Most nights, I make two 9”-by-13” pans of this stuff, and most nights, I want to hoard about half of it for myself. If it weren’t for the servers, who stop by every few minutes with new orders and expect to find me working, I would probably get a spoon and hide in the corner by the chest freezer. Then I’d start in on the burrata.



Plum Crumble
Adapted from Marion Burros and Luisa Weiss

The original version of this recipe is hard to improve upon, but I have made a couple of small changes. When I measure the sugar for the topping, I keep it on the scant side, because I like my plums solidly sweet-tart. I also reduced the butter a bit, because it seemed to want to pool in a kind of scary way at the bottom of the pan. Cutting it back even a little seems to help a lot.

At Delancey, I make this crumble in bigger batches, and it scales up beautifully. If you need to feed a crowd, try tripling the recipe as I’ve written it below, and bake it in a 9”-by-13” dish, as pictured above. Works like a charm.

For the plums:
2 Tbsp. lightly packed brown sugar
1 ½ Tbsp. all-purpose flour
¼ tsp. ground cinnamon
¼ tsp. ground ginger
2 Tbsp. finely chopped crystallized ginger
12 to 14 Italian prune plums, halved and pitted

For the topping:
Scant ¾ cup granulated sugar (about 4 to 4 ½ ounces)
1 cup all-purpose flour
½ tsp. ground cinnamon
1 tsp. baking powder
¼ tsp. kosher salt
1 egg, beaten well
7 Tbsp. unsalted butter, melted

Position a rack in the center of your oven, and preheat the oven to 375°F.

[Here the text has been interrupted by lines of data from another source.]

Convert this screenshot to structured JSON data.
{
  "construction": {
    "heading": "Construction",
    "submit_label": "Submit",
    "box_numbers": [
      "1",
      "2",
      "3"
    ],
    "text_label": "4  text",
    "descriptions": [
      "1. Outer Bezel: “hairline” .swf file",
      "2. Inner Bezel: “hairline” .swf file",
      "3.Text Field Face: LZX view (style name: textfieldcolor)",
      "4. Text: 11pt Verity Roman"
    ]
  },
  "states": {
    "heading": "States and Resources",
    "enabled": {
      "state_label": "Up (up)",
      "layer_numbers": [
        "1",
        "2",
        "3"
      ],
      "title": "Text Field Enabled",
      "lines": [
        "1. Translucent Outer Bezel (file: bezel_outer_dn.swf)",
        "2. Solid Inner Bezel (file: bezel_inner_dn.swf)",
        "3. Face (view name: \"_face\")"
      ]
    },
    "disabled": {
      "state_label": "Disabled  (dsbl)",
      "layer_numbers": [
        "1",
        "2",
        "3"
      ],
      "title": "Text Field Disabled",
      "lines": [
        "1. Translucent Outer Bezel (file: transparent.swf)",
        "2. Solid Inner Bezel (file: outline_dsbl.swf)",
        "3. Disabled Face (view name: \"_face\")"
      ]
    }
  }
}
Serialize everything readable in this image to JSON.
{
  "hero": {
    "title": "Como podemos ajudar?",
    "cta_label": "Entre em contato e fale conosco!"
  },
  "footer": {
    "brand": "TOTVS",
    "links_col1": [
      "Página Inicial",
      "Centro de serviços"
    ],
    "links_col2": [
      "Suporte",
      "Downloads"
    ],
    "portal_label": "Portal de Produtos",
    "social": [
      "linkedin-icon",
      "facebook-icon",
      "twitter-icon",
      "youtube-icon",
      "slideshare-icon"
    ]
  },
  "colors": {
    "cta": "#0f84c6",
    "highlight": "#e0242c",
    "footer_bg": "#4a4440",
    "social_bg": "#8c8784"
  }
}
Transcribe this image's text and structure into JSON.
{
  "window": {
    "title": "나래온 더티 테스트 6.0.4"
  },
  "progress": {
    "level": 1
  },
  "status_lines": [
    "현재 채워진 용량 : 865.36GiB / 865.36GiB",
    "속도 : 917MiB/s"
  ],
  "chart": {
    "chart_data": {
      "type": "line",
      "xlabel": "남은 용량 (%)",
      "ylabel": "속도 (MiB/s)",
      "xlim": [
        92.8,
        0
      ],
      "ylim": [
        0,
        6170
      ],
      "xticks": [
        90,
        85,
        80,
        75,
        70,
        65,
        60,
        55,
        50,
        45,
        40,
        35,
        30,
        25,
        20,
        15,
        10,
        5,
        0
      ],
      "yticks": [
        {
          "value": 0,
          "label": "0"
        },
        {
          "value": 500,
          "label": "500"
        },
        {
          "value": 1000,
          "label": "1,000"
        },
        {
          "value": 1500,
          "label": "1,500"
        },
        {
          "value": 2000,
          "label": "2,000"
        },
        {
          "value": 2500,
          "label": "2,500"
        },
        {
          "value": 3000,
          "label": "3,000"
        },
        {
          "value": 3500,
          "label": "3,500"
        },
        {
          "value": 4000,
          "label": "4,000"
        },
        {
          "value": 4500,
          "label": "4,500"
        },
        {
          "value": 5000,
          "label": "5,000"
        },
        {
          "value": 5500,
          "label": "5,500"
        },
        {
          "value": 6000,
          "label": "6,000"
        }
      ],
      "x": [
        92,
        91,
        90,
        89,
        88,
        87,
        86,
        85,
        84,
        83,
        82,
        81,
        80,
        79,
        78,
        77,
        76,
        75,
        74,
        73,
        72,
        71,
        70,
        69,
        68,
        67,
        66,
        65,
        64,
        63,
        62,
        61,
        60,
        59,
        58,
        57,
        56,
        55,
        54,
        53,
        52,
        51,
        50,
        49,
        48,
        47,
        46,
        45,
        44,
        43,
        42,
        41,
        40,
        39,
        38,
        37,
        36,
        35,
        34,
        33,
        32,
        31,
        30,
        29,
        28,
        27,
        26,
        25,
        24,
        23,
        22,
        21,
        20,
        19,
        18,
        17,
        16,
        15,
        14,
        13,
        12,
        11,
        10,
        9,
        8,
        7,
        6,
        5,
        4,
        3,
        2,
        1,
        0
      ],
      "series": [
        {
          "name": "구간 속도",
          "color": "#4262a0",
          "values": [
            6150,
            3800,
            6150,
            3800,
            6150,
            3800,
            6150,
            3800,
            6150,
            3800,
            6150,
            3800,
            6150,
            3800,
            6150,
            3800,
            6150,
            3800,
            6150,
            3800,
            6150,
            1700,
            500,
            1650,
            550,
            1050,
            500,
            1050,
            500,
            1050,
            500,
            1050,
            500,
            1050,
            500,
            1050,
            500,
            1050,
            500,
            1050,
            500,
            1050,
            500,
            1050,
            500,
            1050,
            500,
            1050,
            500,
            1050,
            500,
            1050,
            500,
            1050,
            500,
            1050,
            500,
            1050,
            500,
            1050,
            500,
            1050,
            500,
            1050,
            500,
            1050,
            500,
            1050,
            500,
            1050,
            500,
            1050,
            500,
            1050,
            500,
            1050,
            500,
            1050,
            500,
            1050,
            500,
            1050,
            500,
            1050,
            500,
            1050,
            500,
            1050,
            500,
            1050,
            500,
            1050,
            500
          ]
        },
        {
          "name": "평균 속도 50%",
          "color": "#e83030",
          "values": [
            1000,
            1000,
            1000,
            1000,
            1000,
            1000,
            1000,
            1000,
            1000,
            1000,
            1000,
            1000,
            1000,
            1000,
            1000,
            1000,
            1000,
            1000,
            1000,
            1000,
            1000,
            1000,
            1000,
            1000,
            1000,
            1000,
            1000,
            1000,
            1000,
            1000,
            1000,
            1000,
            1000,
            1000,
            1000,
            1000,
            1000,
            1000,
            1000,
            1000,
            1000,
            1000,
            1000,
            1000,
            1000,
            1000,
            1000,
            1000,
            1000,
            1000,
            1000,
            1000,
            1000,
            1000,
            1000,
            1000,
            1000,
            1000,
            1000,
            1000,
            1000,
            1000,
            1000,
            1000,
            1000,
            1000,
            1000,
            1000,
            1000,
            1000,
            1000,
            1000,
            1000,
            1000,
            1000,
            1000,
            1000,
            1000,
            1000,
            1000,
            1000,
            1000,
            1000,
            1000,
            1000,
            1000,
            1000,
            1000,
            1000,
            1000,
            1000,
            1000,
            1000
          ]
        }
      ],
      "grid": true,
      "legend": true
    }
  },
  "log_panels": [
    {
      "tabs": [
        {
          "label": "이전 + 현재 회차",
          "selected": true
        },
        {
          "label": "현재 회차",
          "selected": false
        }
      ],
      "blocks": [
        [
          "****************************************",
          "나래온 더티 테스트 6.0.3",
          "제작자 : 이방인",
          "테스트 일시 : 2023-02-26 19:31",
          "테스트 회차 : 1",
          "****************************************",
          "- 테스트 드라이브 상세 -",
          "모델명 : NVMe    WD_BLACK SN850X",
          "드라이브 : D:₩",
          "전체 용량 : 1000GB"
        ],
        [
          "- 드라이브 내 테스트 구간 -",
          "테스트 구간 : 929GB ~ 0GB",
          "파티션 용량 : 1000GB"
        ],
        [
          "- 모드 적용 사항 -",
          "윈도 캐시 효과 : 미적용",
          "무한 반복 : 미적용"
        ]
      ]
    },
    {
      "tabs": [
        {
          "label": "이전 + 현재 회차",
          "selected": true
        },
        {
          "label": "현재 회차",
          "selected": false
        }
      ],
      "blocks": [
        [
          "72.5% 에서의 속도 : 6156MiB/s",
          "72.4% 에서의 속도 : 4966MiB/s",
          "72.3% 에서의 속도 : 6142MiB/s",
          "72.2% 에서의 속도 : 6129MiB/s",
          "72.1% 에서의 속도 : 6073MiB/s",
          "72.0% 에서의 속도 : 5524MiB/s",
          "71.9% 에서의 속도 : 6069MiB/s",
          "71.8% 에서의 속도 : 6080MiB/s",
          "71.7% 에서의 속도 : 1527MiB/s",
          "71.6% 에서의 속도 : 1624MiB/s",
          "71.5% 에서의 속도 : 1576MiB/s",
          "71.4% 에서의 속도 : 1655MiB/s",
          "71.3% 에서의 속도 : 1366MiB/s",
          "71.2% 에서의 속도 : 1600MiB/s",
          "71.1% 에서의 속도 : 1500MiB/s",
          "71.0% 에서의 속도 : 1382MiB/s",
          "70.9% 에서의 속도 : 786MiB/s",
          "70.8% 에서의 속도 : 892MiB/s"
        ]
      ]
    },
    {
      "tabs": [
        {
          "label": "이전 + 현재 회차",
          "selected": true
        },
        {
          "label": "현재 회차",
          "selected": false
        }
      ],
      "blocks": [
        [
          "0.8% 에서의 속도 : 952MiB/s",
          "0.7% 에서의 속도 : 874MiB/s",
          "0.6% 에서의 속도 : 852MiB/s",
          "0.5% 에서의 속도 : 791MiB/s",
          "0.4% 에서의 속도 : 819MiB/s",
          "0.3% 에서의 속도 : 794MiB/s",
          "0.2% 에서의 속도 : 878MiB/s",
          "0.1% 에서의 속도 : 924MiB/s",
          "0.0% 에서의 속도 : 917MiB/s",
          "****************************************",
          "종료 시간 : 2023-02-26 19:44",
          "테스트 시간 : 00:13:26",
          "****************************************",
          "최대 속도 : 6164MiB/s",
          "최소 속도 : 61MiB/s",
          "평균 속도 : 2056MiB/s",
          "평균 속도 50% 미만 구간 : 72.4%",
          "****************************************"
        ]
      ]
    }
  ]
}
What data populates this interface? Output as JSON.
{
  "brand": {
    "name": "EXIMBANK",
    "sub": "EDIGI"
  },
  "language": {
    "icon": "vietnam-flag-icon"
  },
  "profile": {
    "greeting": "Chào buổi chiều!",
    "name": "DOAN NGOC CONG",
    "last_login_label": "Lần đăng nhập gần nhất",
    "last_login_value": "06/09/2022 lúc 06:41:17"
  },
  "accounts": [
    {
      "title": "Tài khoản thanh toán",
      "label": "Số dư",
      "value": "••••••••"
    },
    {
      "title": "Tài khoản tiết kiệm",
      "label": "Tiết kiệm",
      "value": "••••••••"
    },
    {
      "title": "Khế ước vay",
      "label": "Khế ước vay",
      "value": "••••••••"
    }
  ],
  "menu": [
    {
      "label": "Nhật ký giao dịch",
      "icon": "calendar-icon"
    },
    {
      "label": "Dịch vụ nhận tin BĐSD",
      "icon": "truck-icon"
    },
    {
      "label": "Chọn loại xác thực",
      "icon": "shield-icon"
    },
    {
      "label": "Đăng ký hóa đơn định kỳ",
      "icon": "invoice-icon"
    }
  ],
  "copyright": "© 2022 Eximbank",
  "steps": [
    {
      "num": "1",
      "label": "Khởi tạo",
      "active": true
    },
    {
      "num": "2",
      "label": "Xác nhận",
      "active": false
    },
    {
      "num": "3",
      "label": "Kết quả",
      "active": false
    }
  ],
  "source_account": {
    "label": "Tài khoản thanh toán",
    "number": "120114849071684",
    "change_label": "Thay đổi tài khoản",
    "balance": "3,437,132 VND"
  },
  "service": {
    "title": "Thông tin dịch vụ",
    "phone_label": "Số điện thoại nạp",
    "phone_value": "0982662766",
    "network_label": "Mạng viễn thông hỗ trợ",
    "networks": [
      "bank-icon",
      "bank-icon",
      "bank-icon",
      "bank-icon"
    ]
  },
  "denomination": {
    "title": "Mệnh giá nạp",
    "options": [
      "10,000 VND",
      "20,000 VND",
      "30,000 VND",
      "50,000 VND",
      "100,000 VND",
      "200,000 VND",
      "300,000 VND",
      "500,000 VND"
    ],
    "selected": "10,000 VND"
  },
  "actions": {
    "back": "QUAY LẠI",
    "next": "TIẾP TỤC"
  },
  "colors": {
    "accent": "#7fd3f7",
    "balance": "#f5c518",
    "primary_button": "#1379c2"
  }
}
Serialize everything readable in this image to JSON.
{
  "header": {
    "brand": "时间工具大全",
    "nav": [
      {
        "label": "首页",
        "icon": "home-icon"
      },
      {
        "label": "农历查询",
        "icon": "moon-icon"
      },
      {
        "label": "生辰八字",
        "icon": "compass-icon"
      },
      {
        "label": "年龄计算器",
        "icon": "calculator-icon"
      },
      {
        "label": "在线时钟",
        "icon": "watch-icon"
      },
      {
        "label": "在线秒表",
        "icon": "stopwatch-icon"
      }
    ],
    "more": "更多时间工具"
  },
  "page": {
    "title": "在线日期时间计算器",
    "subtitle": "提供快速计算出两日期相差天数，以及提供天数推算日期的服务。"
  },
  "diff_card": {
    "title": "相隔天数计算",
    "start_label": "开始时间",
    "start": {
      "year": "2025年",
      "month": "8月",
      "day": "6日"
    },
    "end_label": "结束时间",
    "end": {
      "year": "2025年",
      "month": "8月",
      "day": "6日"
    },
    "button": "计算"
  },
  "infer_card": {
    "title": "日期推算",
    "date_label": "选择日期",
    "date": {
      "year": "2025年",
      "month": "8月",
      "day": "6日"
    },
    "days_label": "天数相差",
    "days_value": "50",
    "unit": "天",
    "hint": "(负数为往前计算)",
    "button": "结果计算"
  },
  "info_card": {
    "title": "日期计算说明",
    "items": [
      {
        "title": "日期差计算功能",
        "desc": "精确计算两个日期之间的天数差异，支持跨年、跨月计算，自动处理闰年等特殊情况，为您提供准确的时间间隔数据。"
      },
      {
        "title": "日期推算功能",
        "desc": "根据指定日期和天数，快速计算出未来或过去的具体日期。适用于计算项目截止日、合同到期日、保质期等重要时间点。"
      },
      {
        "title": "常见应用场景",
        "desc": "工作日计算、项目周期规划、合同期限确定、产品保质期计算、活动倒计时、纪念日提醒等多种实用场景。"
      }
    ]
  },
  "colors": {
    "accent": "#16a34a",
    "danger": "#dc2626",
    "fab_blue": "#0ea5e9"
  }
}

In a medium bowl, whisk together the seasoning for the plums: the brown sugar, flour, cinnamon, ginger, and crystallized ginger. Add the plums, and gently stir to coat. Arrange the plums skin side up in an ungreased deep 9-inch pie plate.

In another medium bowl, combine the dry ingredients for the topping: the granulated sugar, flour, cinnamon, baking powder, and salt. Whisk to blend well. Add the egg. Using your hands, mix thoroughly, squeezing and tossing and pinching handfuls of the mixture, to produce moist little particles. Sprinkle evenly over the plums.

Spoon the butter evenly over the topping, and bake for 30 to 35 minutes, until the top is browned and the plums yield easily when pricked with toothpick. Cool.

Serve crumble warm or at room temperature, with crème fraîche, thick yogurt, or unsweetened whipped cream.

Yield: about 6 servings

Note: To reheat leftovers, it’s best to do it slowly, in an oven set to 300 degrees.